Tesla wants raving fans not customers. They also know that the handover of a new car is often a stress point customers, particularly when switching to an electric vehicle. The answer? Delivery Experience Specialists dedicated to making the process brilliantly simple and enjoyable. Tesla also offers a factory tour to all new owners and provides a Ranger Service for repairs if you don’t live near a service centre.

Sticking with cars, Jaguar Land Rover owners receive an App on their smartphones just before their new car, which allows them, among other things, to start the car and warm it up from the comfort of home on a cold day. They have also designed sensors for their cars that transmit real time data on potholes to the road authorities proving that magic can have a social purpose too!

Taking magic to the nth degree, Apple designed the box of the iPhone 5 with a magnetic fastener that prolongs opening to heighten anticipation.

Finally a simple bit of magic we’ve heard many times and still love, Timpson customers are not charged for small repairs but asked instead to pop a donation in the charity box.
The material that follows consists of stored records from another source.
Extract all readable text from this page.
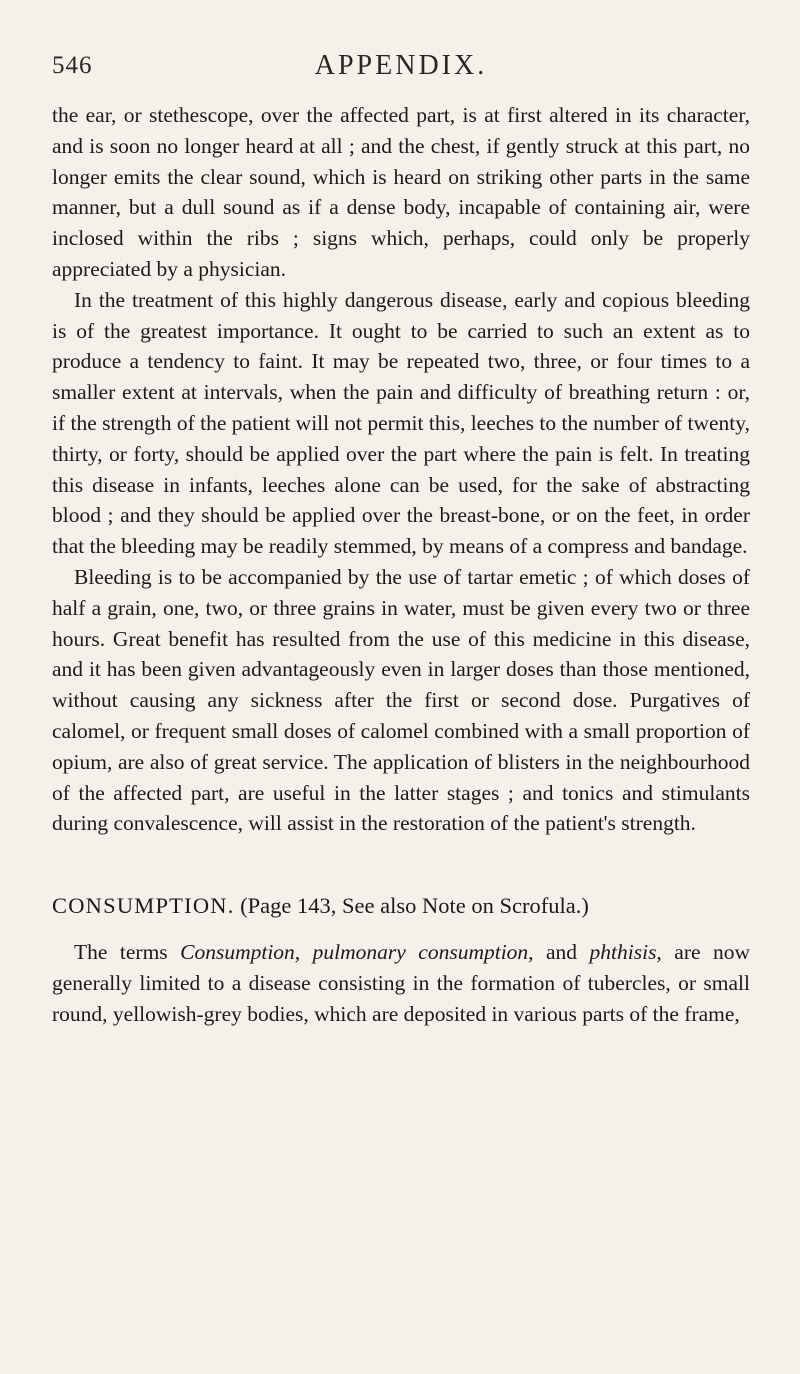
546	APPENDIX.

the ear, or stethescope, over the affected part, is at first altered in its character, and is soon no longer heard at all ; and the chest, if gently struck at this part, no longer emits the clear sound, which is heard on striking other parts in the same manner, but a dull sound as if a dense body, incapable of containing air, were inclosed within the ribs ; signs which, perhaps, could only be properly appreciated by a physician.

In the treatment of this highly dangerous disease, early and copious bleeding is of the greatest importance. It ought to be carried to such an extent as to produce a tendency to faint. It may be repeated two, three, or four times to a smaller extent at intervals, when the pain and difficulty of breathing return : or, if the strength of the patient will not permit this, leeches to the number of twenty, thirty, or forty, should be applied over the part where the pain is felt. In treating this disease in infants, leeches alone can be used, for the sake of abstracting blood ; and they should be applied over the breast-bone, or on the feet, in order that the bleeding may be readily stemmed, by means of a compress and bandage.

Bleeding is to be accompanied by the use of tartar emetic ; of which doses of half a grain, one, two, or three grains in water, must be given every two or three hours. Great benefit has resulted from the use of this medicine in this disease, and it has been given advantageously even in larger doses than those mentioned, without causing any sickness after the first or second dose. Purgatives of calomel, or frequent small doses of calomel combined with a small proportion of opium, are also of great service. The application of blisters in the neighbourhood of the affected part, are useful in the latter stages ; and tonics and stimulants during convalescence, will assist in the restoration of the patient's strength.

CONSUMPTION. (Page 143, See also Note on Scrofula.)

The terms Consumption, pulmonary consumption, and phthisis, are now generally limited to a disease consisting in the formation of tubercles, or small round, yellowish-grey bodies, which are deposited in various parts of the frame,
6: On first name terms with customers and their people

We’ve spoken quite a lot about employees but what of the customer? The following struck us as interesting examples of customer-centricity during Best In Class.

LEGO is a B2B organisation yet the number one KPI its senior leaders’ performance is measured on each month is consumer satisfaction; so whether a seven-year old girl playing with LEGO Friends in China is happy, or not. Next after this is the customer scorecard measuring how Lego is performing for retailers and distributors then LEGO’s reputation. Financials and sales come fourth and fifth.